= Hellmuth Simons =

Hellmuth Simons (1893–1969), who predominantly published under the name H. C. R. Simons, was a German-Jewish bacteriologist and authority on tropical diseases, who encouraged the belief that Germany was developing biological weapons before and during World War II.

Simons worked at I. G. Farben before escaping Germany as a refugee. He provided scientific help to Heinz Liepman for his 1937 book Death from the skies: a study of gas and microbial warfare. When World War II broke out he was working at the Pasteur Institute in Paris, but was offered a chair at a university in Pennsylvania. In autumn 1939 he and his son were interned at Marseille en route to the United States. At some point he visited England, where he reportedly worked at the British Library and in Cambridge, and came to know Wickham Steed.
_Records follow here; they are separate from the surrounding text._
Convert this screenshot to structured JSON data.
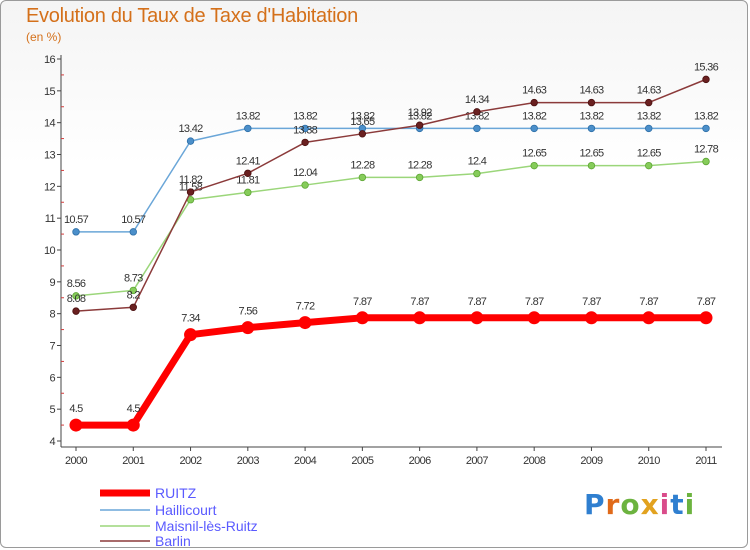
{
  "header": {
    "title": "Evolution du Taux de Taxe d'Habitation",
    "subtitle": "(en %)"
  },
  "logo": {
    "text": "Proxiti",
    "colors": [
      "#2f7fd0",
      "#e06a1a",
      "#6cb33f",
      "#e2a21f",
      "#d94c8a",
      "#2f7fd0",
      "#6cb33f"
    ]
  },
  "chart_data": {
    "type": "line",
    "categories": [
      "2000",
      "2001",
      "2002",
      "2003",
      "2004",
      "2005",
      "2006",
      "2007",
      "2008",
      "2009",
      "2010",
      "2011"
    ],
    "yticks": [
      "4",
      "5",
      "6",
      "7",
      "8",
      "9",
      "10",
      "11",
      "12",
      "13",
      "14",
      "15",
      "16"
    ],
    "ylim": [
      4,
      16
    ],
    "grid": false,
    "legend_position": "bottom-left",
    "series": [
      {
        "name": "RUITZ",
        "color": "#ff0000",
        "values": [
          4.5,
          4.5,
          7.34,
          7.56,
          7.72,
          7.87,
          7.87,
          7.87,
          7.87,
          7.87,
          7.87,
          7.87
        ],
        "labels": [
          "4.5",
          "4.5",
          "7.34",
          "7.56",
          "7.72",
          "7.87",
          "7.87",
          "7.87",
          "7.87",
          "7.87",
          "7.87",
          "7.87"
        ]
      },
      {
        "name": "Haillicourt",
        "color": "#6aa6d8",
        "values": [
          10.57,
          10.57,
          13.42,
          13.82,
          13.82,
          13.82,
          13.82,
          13.82,
          13.82,
          13.82,
          13.82,
          13.82
        ],
        "labels": [
          "10.57",
          "10.57",
          "13.42",
          "13.82",
          "13.82",
          "13.82",
          "13.82",
          "13.82",
          "13.82",
          "13.82",
          "13.82",
          "13.82"
        ]
      },
      {
        "name": "Maisnil-lès-Ruitz",
        "color": "#9bd67a",
        "values": [
          8.56,
          8.73,
          11.58,
          11.81,
          12.04,
          12.28,
          12.28,
          12.4,
          12.65,
          12.65,
          12.65,
          12.78
        ],
        "labels": [
          "8.56",
          "8.73",
          "11.58",
          "11.81",
          "12.04",
          "12.28",
          "12.28",
          "12.4",
          "12.65",
          "12.65",
          "12.65",
          "12.78"
        ]
      },
      {
        "name": "Barlin",
        "color": "#8b3a3a",
        "values": [
          8.08,
          8.2,
          11.82,
          12.41,
          13.38,
          13.65,
          13.92,
          14.34,
          14.63,
          14.63,
          14.63,
          15.36
        ],
        "labels": [
          "8.08",
          "8.2",
          "11.82",
          "12.41",
          "13.38",
          "13.65",
          "13.92",
          "14.34",
          "14.63",
          "14.63",
          "14.63",
          "15.36"
        ]
      }
    ]
  }
}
In 1943, when Simons was working at the Zurich Polytechnic Institute, Allen Dulles passed on Simons' fear that Germany would use bacillus botulinus for bacteriological warfare. According to Donald Avery, Simons claimed that I. G. Farben was producing botulin at its plant at Hoechst, at a Berlin laboratory, and elsewhere.

In 1947 Simons started teaching biology at the Philadelphia College of Pharmacy and Science.

The bacterial genus Simonsiella is named after him.